Kay, who resigned as chief of the ISG last month, told the US Senate Armed Services Committee on Wednesday that "we were almost all wrong" about the threat posed by the Iraqi dictator Saddam Hussein before his overthrow.
In London, Britain's opposition Conservative Party seized on Bush's about-turn to ratchet up the pressure on Prime Minister Tony Blair, his closest ally in the invasion of Iraq in March last year.
"Everybody, I think, now recognises that something went wrong over the intelligence," Conservative leader Michael Howard told the independent ITV television network.
"I hope that Tony Blair won't continue to be the odd man out on this," Howard said, adding that he would put forward a parliamentary motion demanding a probe into the quality of data on Saddam Hussein's alleged weapons of mass destruction.

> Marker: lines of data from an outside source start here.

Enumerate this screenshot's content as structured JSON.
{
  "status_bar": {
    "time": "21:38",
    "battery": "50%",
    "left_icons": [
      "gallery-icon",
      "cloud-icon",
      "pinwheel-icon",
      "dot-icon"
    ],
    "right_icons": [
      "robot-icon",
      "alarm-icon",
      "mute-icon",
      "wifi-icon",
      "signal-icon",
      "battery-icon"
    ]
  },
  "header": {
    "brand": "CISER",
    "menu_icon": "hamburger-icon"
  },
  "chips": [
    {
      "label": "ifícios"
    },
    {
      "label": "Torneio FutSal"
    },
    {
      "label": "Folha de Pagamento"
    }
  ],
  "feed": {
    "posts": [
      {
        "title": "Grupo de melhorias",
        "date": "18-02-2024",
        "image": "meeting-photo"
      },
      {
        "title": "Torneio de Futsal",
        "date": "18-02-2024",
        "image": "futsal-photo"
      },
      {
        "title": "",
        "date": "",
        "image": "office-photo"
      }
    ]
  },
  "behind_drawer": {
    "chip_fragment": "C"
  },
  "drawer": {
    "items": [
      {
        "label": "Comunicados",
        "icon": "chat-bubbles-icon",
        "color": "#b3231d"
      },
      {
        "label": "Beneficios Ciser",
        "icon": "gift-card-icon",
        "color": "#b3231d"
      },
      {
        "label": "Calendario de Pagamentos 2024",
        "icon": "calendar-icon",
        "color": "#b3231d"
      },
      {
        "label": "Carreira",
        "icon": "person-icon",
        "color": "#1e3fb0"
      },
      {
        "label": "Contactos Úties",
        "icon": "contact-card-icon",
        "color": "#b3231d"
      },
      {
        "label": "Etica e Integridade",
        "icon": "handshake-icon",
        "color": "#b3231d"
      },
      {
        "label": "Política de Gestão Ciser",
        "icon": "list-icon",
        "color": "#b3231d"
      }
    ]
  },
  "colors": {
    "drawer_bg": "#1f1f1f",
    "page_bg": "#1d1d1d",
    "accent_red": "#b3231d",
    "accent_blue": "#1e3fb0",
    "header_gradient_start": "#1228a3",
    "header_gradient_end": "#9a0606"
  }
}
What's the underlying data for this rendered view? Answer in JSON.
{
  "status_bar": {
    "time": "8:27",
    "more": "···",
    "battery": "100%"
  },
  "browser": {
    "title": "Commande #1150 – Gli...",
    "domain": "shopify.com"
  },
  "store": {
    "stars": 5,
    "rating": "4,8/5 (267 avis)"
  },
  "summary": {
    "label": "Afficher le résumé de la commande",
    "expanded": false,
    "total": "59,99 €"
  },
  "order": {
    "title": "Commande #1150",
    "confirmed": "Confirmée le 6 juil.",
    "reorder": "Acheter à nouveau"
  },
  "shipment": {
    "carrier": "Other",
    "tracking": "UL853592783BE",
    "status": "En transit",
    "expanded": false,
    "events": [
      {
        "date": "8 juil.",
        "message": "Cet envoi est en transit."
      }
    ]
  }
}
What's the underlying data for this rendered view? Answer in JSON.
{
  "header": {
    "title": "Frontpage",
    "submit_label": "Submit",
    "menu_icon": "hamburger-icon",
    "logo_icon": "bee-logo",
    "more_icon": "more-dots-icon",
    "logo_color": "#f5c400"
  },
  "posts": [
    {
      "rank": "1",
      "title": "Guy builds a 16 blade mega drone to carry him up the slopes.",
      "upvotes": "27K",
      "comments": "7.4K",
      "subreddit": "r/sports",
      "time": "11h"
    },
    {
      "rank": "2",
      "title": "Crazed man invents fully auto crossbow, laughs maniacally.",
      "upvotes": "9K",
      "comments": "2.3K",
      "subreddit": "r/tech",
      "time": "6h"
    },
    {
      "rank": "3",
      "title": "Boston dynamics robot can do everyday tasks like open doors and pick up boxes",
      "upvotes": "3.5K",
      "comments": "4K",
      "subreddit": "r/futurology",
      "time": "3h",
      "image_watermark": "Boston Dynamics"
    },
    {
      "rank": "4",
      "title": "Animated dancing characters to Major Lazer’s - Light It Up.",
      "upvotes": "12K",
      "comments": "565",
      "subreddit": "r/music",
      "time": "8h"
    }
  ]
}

In the Australian capital, Canberra, the opposition Labor Party demanded that Prime Minister John Howard too order an independent investigation.
But Howard, who was hailed by Bush as "a man of steel" for supporting the war, claimed that Australia bore next to no responsibility for the faulty analysis of the threat from Iraq.
"Almost all the intelligence that came our way in relation to the war in Iraq pertained from British and American sources," Howard said.
By announcing the probe, Bush could at least partially control the impact of what has become a major issue in the campaign for the presidential election on November 2.
The Washington Post reported yesterday that the nine-member panel would report in 2005.
Democrats seeking Bush's job have hammered the president with accusations his administration lied or distorted information to justify an invasion.
"We need to find out what the truth is. What information did the president have? What information did the intelligence community give to the president? Was the information flawed? Was it exaggerated, either by the vice president or the president?" Senator John Edwards, one of the Democrats seeking to challenge Bush in November, said in an appearance on CBS' "Face the Nation" programme.
"Those are all things the American people deserve to know. We need to get to the bottom of this".
Some of Bush's Republican allies in the US Congress also have backed calls for a probe out of concerns that the nation's intelligence network - the world's biggest and most technologically advanced - is seriously flawed.
"I'm not a fan of commissions, generally speaking. ... But in this case, there's no question that there was an intelligence failure, in some form or another," Senator Trent Lott, a member of the Senate Intelligence Committee, told Fox.
Blair, who is likely to call an election next year, faces a potentially difficult grilling when he makes a regular appearance before a parliamentary committee today.
The Times newspaper, citing a government source, said yesterday that the prime minister was preparing to admit that weapons of mass destruction may never be found, but the daily Guardian said he would resist calls for an inquiry.
A Downing Street spokesperson said: "We have been in close discussion with the US government in the last few days, but we will not comment further until an official statement is made by the US". – Sapa-AFP.